Characterization of excipients to improve pharmaceutical properties of sirolimus in the supercritical anti-solvent fluidized process

Enhanced drug release and bioavailability of poorly soluble active pharmaceutical ingredient (API) can be achieved via a fluidized bed coating integrated with supercritical anti-solvent (SAS-FB) - a process of precipitating drug particles onto carrier granules. However, in the absence of excipients, SAS-FB often results in crystalline of the API on the surface of carriers, limiting the improvement of pharmaceutical properties. Coprocessing with excipients is considered an effective approach to improve drug release in the SAS-FB process. Our study used sirolimus, an immune suppressive agent, as the model API to characterize excipients for their effect on pharmaceutical properties in the SAS-FB process. We show that co-precipitation of excipients and sirolumus impacts on carrier specific surface area and drug yield. Among the tested excipients, formulation containing polyvinylpyrrolidone K30 achieved the highest drug yield. Importantly, compared with Rapamune (R) tablet, our optimized formulation displayed a superior in vivo oral bioavailability by 3.05-fold in Sprague-Dawley rats and 3.99-fold in beagle dogs.
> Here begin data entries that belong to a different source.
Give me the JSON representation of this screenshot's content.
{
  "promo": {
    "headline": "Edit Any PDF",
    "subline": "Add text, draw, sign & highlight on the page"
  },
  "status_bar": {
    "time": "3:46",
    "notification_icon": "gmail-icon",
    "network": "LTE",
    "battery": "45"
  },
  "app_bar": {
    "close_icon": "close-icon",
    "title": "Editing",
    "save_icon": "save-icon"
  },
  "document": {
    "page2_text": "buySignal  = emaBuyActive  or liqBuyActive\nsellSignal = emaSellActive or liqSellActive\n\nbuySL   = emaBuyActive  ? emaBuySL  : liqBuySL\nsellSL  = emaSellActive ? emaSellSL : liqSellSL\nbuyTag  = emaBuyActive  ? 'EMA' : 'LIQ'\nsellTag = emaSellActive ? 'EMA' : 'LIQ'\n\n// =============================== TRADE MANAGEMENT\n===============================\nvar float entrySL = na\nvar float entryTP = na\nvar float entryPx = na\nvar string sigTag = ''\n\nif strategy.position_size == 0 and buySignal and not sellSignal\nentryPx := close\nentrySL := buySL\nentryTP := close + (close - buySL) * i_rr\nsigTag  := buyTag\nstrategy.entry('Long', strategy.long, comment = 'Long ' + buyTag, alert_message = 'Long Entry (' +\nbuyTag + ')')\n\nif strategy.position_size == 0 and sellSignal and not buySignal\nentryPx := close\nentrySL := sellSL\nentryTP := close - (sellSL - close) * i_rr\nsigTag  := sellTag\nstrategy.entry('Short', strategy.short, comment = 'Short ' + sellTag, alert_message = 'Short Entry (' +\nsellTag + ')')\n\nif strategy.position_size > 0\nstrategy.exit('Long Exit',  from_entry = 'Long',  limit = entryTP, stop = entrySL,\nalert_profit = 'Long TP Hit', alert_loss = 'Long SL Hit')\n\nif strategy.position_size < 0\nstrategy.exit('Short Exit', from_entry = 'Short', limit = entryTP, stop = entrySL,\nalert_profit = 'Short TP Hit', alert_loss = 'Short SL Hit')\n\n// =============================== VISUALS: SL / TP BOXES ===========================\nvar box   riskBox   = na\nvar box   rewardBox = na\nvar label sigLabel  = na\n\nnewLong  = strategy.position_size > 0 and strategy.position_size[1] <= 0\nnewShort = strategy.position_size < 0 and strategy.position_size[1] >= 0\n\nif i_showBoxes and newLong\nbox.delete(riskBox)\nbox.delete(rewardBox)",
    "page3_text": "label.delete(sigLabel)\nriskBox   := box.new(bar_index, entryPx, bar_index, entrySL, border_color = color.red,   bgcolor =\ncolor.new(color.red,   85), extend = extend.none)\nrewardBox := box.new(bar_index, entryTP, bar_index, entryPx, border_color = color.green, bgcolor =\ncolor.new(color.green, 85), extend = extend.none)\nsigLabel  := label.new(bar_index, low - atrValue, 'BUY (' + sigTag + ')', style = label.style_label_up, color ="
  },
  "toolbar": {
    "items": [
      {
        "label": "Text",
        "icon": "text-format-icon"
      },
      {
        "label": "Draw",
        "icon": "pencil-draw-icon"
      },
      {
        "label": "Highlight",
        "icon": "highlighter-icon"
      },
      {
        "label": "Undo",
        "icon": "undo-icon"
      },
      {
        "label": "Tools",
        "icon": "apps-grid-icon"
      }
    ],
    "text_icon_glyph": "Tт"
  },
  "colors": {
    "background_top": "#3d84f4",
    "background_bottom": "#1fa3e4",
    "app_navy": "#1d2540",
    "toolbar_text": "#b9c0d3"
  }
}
A series of characterization of the processed API was performed to understand the mechanism by which excipients contributed to drug dissolution properties. Our study provides a useful guidance for the use of excipients in the SAS-FB technology to improve pharmaceutical properties of sirolimus and other poorly soluble drugs.

Automated summary

In this study, the impact of excipients on the pharmaceutical properties of sirolimus in the SAS-FB process was evaluated. Co-precipitation of excipients and sirolimus was found to affect the specific surface area of the carrier and drug yield. Among the tested excipients, the formulation containing polyvinylpyrrolidone K30 showed the highest drug yield and significantly improved oral bioavailability compared to the Rapamune tablet. Characterization of the processed API was conducted to understand the mechanism by which excipients contributed to drug dissolution properties.